Intuit Hurls a Mountain of Cash at OpenAI – Because Apparently That’s the New Way to Look Innovative
Well, slap me with a balance sheet and call me Clippy’s ghost – Intuit just lobbed over a cool $100 million+ at OpenAI so it can shove its precious apps like TurboTax, QuickBooks, Credit Karma, and Mailchimp straight into ChatGPT. Because what everyone really wanted was their tax returns and business books having cozy little chats with a large language model that hallucinates faster than a CFO on espresso.
The deal basically means users can now bark questions like “Why is my business bleeding money?” or “How much do I owe Uncle Sam this quarter?” and ChatGPT, armed with Intuit’s API integrations, will crank out answers faster than you can say “data privacy nightmare.” Intuit’s CEO, Sasan Goodarzi, is out there crowing about “AI-powered financial empowerment” while glossing over the fact that most of us just want the damn tax site not to crash on April 14th.
OpenAI, of course, is loving it – another juicy corporate hookup to prove ChatGPT isn’t just for writing passive-aggressive emails or fake Shakespearean LinkedIn posts. And with $100 million in the piggy bank, they’ll probably have ChatGPT advising you on how to write off your dog as a business expense next.

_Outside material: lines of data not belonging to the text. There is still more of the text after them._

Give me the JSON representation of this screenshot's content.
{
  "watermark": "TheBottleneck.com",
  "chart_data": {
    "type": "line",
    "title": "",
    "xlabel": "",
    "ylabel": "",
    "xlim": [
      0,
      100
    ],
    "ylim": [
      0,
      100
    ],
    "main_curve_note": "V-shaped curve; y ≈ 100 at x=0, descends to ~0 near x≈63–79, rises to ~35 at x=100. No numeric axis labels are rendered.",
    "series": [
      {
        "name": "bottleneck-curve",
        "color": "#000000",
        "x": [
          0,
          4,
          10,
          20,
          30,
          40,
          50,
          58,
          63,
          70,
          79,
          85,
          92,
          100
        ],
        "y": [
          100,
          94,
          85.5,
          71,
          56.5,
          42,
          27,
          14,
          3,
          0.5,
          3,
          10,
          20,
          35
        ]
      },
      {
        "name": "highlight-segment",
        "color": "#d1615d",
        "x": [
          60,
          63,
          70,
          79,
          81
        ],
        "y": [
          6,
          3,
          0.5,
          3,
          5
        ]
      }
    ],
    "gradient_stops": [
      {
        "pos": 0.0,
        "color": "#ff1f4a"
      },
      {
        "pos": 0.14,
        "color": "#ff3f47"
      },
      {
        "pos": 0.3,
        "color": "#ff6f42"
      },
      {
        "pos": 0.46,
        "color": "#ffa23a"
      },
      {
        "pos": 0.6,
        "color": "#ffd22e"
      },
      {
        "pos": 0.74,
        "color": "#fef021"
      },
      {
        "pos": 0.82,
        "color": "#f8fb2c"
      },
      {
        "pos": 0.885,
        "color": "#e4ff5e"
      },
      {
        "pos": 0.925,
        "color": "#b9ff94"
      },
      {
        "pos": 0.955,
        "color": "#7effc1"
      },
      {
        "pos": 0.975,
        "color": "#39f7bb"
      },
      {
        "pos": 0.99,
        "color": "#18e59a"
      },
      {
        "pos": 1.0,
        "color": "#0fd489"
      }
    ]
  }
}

Don’t get me wrong – it’s smart business. But it’s also the digital equivalent of duct-taping two bloated tech corps together and praying nobody notices the smell of burned-out engineers underneath. “Synergy,” they call it. I call it “let’s cram yet another thing into a chatbot so it can fail in more interesting ways.”
Anyway, if you see ChatGPT telling you your deductions talk back, don’t panic – it’s just another day in the future of “AI-driven productivity,” a.k.a. making you pay for the privilege of debugging your accountant’s neural network.
Read the full marathon of corporate self-congratulation here: https://techcrunch.com/2025/11/18/intuit-signs-100m-deal-with-openai-to-bring-its-apps-to-chatgpt/
Reminds me of the time our finance department “innovated” by moving everything to the cloud—then called me screaming because they forgot the password. I told them the password was ‘GoF***Yourself2025!’ and somehow that fixed it.